Principal components have been mentioned in passing several times in previous posts. However, I have not ever talked specifically about them, and their relationship to data mining in general.

What are principal components? There are two common definitions that I do not find particularly insightful. I repeat them here, mostly to illustrate the distance from important mathematical ideas and their application. The first definition is that the principal components are the eigenvectors of the covariance matrix of the variables. The

*eigen*whats of the what? Knowing enough German to understand that "eigen" means something like "inherent" does not really help in understanding this. An explanation of this -- with lots of mathematical symbols -- is available on

Wikipedia. (And, it is not surprising that the inventor of covariance Karl Pearson also invented principal component analysis.)

The second definition (which is equivalent to the first) starts by imagining the data as points in space. Off all the possible lines in the space, the first principal component is the line that maximizes the variance of the points projected on the line (and also goes through the centroid of the data points). Points, lines, projections, centroids, variance -- that also sounds a bit academic. (By the way, for the seriously mathematically inclined,

here are pointers to how these defintions are the same.)

I prefer a third, less commonly touted definition, which also assumes that data is spread out as points in space.
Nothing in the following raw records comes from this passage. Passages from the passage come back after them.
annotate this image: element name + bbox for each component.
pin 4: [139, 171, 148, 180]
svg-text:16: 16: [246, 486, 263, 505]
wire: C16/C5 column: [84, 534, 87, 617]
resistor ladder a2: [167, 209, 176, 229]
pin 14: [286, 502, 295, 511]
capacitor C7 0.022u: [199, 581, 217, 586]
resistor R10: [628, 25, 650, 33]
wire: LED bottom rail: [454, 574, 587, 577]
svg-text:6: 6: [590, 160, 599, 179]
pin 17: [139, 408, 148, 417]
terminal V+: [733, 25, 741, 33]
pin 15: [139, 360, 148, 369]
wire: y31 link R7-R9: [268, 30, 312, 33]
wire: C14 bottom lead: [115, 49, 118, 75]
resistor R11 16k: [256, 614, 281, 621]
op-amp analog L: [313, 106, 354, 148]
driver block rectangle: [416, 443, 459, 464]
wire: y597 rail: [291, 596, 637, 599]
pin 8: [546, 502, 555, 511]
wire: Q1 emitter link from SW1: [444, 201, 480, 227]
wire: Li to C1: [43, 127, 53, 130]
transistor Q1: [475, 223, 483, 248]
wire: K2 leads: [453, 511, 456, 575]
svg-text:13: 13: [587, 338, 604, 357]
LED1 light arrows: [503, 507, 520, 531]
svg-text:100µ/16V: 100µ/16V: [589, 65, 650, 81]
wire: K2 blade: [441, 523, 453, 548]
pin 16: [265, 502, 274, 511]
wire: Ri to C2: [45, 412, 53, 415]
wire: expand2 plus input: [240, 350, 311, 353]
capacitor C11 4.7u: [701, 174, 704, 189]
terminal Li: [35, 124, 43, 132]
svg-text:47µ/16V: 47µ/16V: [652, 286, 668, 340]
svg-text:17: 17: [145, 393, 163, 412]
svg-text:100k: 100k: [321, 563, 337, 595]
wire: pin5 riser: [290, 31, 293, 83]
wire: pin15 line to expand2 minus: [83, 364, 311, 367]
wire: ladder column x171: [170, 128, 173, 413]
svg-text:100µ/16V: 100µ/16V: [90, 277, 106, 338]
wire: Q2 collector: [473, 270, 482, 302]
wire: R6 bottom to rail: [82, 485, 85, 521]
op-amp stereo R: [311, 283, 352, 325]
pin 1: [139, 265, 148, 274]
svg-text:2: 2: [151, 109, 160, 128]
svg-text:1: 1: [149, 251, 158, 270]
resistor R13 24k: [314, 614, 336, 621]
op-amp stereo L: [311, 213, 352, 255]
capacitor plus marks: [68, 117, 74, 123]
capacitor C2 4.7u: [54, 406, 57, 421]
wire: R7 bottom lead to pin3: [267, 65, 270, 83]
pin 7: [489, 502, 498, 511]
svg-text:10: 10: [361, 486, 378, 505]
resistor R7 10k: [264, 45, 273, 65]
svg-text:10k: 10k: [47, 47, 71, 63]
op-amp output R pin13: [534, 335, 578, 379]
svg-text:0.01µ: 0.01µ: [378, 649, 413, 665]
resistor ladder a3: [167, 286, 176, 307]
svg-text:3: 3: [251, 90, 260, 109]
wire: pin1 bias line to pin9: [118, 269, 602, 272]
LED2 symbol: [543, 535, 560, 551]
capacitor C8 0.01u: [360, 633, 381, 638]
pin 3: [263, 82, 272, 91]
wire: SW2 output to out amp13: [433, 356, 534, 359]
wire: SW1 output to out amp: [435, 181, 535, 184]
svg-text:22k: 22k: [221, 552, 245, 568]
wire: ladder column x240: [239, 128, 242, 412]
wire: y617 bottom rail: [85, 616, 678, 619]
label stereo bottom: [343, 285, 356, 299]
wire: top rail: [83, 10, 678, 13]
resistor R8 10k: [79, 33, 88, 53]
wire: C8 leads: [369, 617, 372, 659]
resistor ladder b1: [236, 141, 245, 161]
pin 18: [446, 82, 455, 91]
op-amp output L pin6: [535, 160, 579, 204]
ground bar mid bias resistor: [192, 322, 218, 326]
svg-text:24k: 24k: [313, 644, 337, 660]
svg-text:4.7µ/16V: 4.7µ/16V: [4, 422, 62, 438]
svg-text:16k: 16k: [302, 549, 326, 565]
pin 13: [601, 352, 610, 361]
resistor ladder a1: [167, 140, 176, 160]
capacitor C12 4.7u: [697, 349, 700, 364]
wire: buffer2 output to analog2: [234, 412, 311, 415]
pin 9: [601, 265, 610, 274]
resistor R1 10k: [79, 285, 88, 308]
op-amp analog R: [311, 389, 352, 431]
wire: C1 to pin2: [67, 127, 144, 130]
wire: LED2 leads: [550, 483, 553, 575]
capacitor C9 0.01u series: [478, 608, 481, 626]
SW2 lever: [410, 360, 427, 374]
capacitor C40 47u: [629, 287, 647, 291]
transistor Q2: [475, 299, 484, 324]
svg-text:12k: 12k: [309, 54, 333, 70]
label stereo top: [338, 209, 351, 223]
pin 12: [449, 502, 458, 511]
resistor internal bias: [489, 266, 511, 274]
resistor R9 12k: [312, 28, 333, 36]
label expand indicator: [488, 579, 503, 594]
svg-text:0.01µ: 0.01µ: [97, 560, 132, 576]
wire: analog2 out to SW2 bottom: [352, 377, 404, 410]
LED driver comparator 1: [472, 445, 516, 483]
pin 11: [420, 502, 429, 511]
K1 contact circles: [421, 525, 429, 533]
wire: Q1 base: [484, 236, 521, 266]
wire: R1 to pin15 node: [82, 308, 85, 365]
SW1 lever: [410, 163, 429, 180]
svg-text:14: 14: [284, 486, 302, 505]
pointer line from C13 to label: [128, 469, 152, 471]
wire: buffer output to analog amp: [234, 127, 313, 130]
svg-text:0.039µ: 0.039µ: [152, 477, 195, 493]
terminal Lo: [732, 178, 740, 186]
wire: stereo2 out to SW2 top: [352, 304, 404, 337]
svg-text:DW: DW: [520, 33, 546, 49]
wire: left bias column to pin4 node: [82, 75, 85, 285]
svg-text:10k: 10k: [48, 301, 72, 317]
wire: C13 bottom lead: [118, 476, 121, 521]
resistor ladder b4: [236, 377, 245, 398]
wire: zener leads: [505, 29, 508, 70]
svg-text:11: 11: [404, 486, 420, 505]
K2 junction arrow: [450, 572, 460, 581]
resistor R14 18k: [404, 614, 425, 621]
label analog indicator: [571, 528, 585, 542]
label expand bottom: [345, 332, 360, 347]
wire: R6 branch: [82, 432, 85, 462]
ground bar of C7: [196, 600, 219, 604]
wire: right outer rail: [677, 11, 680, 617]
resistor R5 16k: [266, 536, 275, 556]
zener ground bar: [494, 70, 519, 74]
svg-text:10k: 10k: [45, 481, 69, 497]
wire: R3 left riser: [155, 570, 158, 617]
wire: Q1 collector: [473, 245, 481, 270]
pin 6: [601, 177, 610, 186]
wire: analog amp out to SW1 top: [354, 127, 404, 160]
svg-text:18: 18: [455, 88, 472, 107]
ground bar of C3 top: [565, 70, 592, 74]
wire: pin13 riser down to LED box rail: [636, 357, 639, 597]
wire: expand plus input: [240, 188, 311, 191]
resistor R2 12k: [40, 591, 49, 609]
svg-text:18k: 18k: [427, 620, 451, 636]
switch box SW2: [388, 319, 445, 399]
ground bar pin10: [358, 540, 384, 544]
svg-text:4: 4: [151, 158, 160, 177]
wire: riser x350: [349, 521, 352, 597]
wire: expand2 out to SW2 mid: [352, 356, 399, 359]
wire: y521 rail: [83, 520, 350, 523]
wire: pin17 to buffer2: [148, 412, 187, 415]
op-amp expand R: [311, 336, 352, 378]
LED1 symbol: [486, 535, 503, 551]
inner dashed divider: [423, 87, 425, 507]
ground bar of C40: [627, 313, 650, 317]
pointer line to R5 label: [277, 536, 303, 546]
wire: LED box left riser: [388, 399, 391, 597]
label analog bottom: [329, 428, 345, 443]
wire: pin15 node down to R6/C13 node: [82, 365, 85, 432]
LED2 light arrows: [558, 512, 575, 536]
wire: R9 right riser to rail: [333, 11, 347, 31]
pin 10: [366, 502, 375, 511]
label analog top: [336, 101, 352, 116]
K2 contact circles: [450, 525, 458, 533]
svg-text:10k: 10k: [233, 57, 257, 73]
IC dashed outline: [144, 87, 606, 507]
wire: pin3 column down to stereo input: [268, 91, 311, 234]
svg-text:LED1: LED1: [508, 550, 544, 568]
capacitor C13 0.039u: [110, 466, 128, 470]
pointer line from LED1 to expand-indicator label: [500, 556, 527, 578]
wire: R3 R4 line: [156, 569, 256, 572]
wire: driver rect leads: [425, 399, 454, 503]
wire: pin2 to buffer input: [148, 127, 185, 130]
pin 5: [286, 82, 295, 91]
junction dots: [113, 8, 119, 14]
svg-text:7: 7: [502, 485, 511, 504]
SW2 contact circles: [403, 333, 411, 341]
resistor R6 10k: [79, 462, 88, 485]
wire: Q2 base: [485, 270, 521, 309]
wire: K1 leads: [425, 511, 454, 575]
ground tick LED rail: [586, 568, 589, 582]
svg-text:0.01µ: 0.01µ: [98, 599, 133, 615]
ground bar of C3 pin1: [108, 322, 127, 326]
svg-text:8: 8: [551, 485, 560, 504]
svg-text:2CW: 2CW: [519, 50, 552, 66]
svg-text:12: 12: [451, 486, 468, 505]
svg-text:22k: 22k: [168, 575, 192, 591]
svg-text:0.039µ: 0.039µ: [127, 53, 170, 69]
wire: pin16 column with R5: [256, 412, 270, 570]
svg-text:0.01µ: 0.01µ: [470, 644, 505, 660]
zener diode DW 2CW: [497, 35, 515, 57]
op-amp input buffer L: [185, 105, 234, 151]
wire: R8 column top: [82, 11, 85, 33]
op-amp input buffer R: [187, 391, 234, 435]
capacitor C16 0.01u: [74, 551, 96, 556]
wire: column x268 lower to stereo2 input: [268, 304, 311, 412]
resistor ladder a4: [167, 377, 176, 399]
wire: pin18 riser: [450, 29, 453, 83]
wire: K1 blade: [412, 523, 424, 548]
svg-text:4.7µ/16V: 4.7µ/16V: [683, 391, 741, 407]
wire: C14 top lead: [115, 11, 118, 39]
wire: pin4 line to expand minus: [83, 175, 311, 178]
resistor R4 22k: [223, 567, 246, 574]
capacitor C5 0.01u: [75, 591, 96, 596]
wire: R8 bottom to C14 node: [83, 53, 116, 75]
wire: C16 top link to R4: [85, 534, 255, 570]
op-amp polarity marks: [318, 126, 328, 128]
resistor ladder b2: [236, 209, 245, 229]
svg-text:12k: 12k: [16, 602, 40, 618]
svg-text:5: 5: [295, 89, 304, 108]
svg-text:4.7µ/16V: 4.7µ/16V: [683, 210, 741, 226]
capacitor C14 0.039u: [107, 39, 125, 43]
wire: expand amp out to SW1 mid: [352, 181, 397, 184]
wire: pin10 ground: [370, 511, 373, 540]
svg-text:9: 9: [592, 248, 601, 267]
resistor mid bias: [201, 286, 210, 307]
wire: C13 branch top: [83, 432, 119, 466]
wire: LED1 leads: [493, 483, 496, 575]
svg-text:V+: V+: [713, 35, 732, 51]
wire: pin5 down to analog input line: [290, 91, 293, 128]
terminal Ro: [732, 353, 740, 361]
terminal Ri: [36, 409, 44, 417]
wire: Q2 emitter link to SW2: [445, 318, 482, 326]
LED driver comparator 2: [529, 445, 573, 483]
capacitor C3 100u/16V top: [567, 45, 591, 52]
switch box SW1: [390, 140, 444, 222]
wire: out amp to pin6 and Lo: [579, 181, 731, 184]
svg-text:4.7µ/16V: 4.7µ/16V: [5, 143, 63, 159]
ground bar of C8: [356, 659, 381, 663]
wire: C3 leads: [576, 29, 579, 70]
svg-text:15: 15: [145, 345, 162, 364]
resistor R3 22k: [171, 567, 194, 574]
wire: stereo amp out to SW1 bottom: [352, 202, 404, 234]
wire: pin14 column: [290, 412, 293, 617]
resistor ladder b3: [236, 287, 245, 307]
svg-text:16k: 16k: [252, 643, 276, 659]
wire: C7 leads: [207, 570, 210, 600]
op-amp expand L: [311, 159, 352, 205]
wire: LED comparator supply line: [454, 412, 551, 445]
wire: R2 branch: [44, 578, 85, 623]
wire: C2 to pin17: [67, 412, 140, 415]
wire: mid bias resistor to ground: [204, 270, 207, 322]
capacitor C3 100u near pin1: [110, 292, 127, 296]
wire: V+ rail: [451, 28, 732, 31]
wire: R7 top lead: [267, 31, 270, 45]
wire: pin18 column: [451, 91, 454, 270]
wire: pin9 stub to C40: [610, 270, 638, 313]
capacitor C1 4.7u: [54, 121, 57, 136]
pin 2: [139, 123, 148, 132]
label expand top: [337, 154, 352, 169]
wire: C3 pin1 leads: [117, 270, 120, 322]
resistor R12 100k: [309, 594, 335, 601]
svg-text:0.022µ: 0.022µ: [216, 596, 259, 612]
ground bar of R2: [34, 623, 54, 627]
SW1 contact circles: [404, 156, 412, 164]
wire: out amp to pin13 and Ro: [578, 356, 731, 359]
Of all possible lines in space, the first principal component is the one that minimizes the square of the distance from each data point to the line. Hey, you may be asking, "isn't this the same as the ordinary least squares regression line?" The reason why I like this approach is because it compares principal components to something that almost everyone is familiar with -- the best-fit line. And that provides an opportunity to compare and contrast and learn.

The first difference between the two is both subtle and important. The best-fit line only looks at the distance from each data point to the line along one dimension; that is, the line minimizes the sum of the squares of the differences along the target dimension ("y"). The first principal component is looking at the sum of the squares of the

*overall* distance. The "distance" in this case is the length of the shortest vector that connects each point to the line. In general, the best fit line and the first principal component, are not the same (and I'm curious if the angle between them might be useful). A little known factoid about best fit lines is worth dropping in here. Given a set of data points (x, y), the best fit line that fits y = f(x) is different from the best fit line that fits x = f(y). And the first principal component fits "between" these lines in some sense.

There is a corollary to this. For a best-fit line, one dimension is special, the "y" dimension, because that is how the distance is measured. This is typically the target dimension for a model, the values we want to predict. For the first principal component, there is no special dimension. Hence, principal components are most useful when applied only to input variables without the target. A major difference from best-fit lines.

For me, it makes intuitive sense that the line that best fits input values would be useful for analysis. And, it makes intuitive sense in a way that the eigen-whatevers of some matrix do not intuitively say "useful" or even that the line that maximizes the variance does not say "useful". Even though all are doing the same thing, some ways of explaining the concept seem more intuitive and applicable to data analysis.

Another difference from the best fit line involves what statisticians call residuals -- that is, the difference from each of the original data points to the corresponding point on the line. For a best-fit line, the residuals are simply numbers, the difference between the original "y" and the "y" on the line. For the first principal component, the residuals are vectors -- the vectors that connect each point perpendicularly to the line. These vectors can be plotted in space. And, given a bunch of points in space, we can calculate the principal component for them. This is the second principal component. And these have residuals, and the process can keep going, for a while, yielding the third principal component, and so on.

The first principal component and the second principal component have a very particular property; they are orthogonal to each other, which means that they meet at a right angle. In fact, all principal components are orthogonal to each other, and orthogonality is a good thing when working with input values for data. So, it is tempting to replace the data with the first few principal components. It is not only tempting, but this is often a successful way to reduce the number of variables used for analysis.

By the way, there are not an infinite number of principal components. The number of principal components is the dimensionality of the original data points -- which is never more than the number of variables that define each point.

There is much more to say about principal components. The original question asked whether they are part of data mining. I have never been particularly proud of what is and what is not data mining -- I'm happy to include anything useful for data analysis under the heading. Unlike other techniques, though, principal components are not a fancy method for building predictive or descriptive models. Instead, they are part of the arsenal of tools available for managing and massaging input variables to maximize their utility.